La Weil era un sólido puente que los había acercado de muchas maneras.

—Era una chamaquilla necia y admirable. Difícilmente alguien puede pensar, escribir y actuar con la congruencia con la que esa mujer lo hizo. Necesitamos darla a conocer más en nuestro país… y quiero que tú hagas el prólogo de esa edición.

—Necesito que me orientes, leer todo lo que pueda de ella. Lo que haga falta.

—Hablas francés, ¿no? Mañana te hago llegar sus libros a la oficina.

Don Carlos había puntualizado su interés en publicar un libro en concreto, titulado El enraizamiento. Hablaron del compromiso que se tiene con la historia, de comprender el sufrimiento de otros, de la necesidad humana básica de echar raíces. Después de visitar el instituto, la noche los sorprendió con la vía láctea en todo su esplendor. El sentimiento de insignificancia frente al cosmos fue, para Olivia, magnífico y abrumador.

El chofer los dejó en el hotel y subieron las escaleras tomados del brazo. Carlos parecía quebrarse a cada paso, así de frágiles nos pone la vida a los 80. Olivia quería asegurarse de que aquel hombre no se le cayera en las escaleras, pero, para no ofenderlo, le hacía creer que era ella quien necesitaba su apoyo.

—Me encanta que me hables de tú. A veces olvido que te llevo treinta y siete años.

—No se le puede hablar de “usted” a un libro abierto.

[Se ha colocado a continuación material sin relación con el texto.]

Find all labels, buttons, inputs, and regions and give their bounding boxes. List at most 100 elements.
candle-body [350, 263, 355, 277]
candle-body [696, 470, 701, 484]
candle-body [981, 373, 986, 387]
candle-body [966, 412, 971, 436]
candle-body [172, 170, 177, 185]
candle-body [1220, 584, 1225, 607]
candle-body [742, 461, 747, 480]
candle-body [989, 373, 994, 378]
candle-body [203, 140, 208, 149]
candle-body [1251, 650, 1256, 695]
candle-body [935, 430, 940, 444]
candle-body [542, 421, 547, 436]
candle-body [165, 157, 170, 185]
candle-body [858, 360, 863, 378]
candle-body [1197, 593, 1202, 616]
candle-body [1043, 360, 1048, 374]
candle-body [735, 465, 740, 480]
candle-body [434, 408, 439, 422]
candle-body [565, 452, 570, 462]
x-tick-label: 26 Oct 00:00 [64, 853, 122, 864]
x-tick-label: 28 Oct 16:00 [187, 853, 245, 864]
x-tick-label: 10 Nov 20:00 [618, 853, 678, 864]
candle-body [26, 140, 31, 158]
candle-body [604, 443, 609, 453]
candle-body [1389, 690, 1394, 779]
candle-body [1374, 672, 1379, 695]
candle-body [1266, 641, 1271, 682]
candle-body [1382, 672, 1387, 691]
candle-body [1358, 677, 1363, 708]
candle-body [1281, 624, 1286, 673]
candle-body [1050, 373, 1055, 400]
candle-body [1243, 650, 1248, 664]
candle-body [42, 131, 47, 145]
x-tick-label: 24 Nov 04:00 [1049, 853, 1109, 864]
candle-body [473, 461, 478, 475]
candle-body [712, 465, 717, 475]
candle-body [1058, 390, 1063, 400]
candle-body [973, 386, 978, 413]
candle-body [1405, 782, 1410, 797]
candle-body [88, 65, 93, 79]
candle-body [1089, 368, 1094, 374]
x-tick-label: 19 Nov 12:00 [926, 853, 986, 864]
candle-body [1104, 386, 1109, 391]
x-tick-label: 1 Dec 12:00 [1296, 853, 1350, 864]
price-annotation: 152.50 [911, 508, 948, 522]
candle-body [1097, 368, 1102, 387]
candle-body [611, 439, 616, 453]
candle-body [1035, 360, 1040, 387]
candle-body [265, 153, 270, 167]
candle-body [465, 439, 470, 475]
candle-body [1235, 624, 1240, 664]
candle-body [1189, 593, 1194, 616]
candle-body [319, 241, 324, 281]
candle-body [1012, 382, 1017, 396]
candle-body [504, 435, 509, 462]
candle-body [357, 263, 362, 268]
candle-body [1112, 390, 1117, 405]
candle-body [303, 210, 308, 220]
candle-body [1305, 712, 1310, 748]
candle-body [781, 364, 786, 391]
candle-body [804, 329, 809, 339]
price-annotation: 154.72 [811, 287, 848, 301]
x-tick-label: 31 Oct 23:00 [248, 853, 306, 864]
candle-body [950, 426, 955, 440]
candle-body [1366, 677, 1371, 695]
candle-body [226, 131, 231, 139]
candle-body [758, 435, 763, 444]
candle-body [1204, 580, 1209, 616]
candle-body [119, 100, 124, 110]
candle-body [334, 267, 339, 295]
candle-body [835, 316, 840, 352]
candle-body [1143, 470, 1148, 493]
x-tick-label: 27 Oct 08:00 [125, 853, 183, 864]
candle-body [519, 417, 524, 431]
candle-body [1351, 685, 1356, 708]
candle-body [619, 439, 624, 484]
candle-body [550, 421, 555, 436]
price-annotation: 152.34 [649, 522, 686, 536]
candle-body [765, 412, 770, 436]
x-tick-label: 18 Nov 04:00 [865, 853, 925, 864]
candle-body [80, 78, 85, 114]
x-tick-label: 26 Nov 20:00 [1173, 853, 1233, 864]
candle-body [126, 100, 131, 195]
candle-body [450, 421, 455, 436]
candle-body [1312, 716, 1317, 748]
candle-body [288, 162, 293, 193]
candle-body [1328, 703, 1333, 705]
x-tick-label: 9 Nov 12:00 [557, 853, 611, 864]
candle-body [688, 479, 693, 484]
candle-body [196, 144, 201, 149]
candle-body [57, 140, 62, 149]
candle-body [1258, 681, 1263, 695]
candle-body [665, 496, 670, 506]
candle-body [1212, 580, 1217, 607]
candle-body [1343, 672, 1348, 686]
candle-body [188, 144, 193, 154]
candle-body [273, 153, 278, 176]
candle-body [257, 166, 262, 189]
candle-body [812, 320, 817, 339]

Carlos soltó una carcajada que pareció regresarlo a su juventud. Al llegar a la puerta de una de las habitaciones, ella se acercó para darle las buenas noches con un beso en la mejilla. Se encontró con unos hermosos ojos húmedos y azules:

—Quiero estar contigo.

Hay muchas maneras de decir gracias. Se puede decir algo como: “te quiero por hacerme brillar”; “me hace feliz que creas en mí”; “tenía dolor, y tú me has rescatado” o “tu editorial es maravillosa por publicar filosofía”. Sin embargo, Olivia se limitó a decirle:

—¿Quieres pasar?

Ahora don Carlos aparecía de nuevo en su vida. Esta vez dentro de un sobre, diciéndole “te quiero” con un regalo inesperado: libros. Una vez más ese hombre la llamaba intelectual, la reconocía, escuchaba su soledad desde un universo remoto y la perdonaba por haberlo abandonado a su fragilidad de viejo.

Volvió a las puntadas de reveses mientras en su cabeza resonó una canción de Nina Simone que definía a su amigo.

My baby don’t care for shows/ My baby don’t care for clothes/ My baby just cares for me/ My baby don’t care for cars and races/ My baby don’t care for high-tone places

—Pero entonces, ¿qué dice la carta? ¿Te heredó unos libros? —interrumpió Carina sus pensamientos— ¿Cuándo vas a ir a la ciudad? ¿Te puedo acompañar?

Olivia tardó unos segundos en regresar a las preguntas de su hija. Dejó a un lado el tejido, como si le sorprendiera la cantidad de recuerdos que le había traído.

—Está bien, voy a ocuparme de concertar esa cita.

—¿Por qué crees que te dejaría unos libros a ti? ¿Qué no tenía esposa e hijos, ese don Carlos?

—Sí. Y ya no me hagas preguntas, mejor síguele dando a la tarea.

La joven hizo como que regresaba la mirada a su trabajo. La mujer marcó el número en el teléfono. Su voz, titubeante y con un fuerte acento hispano, preguntó en inglés: “¿Podría hablar con el señor Amán?”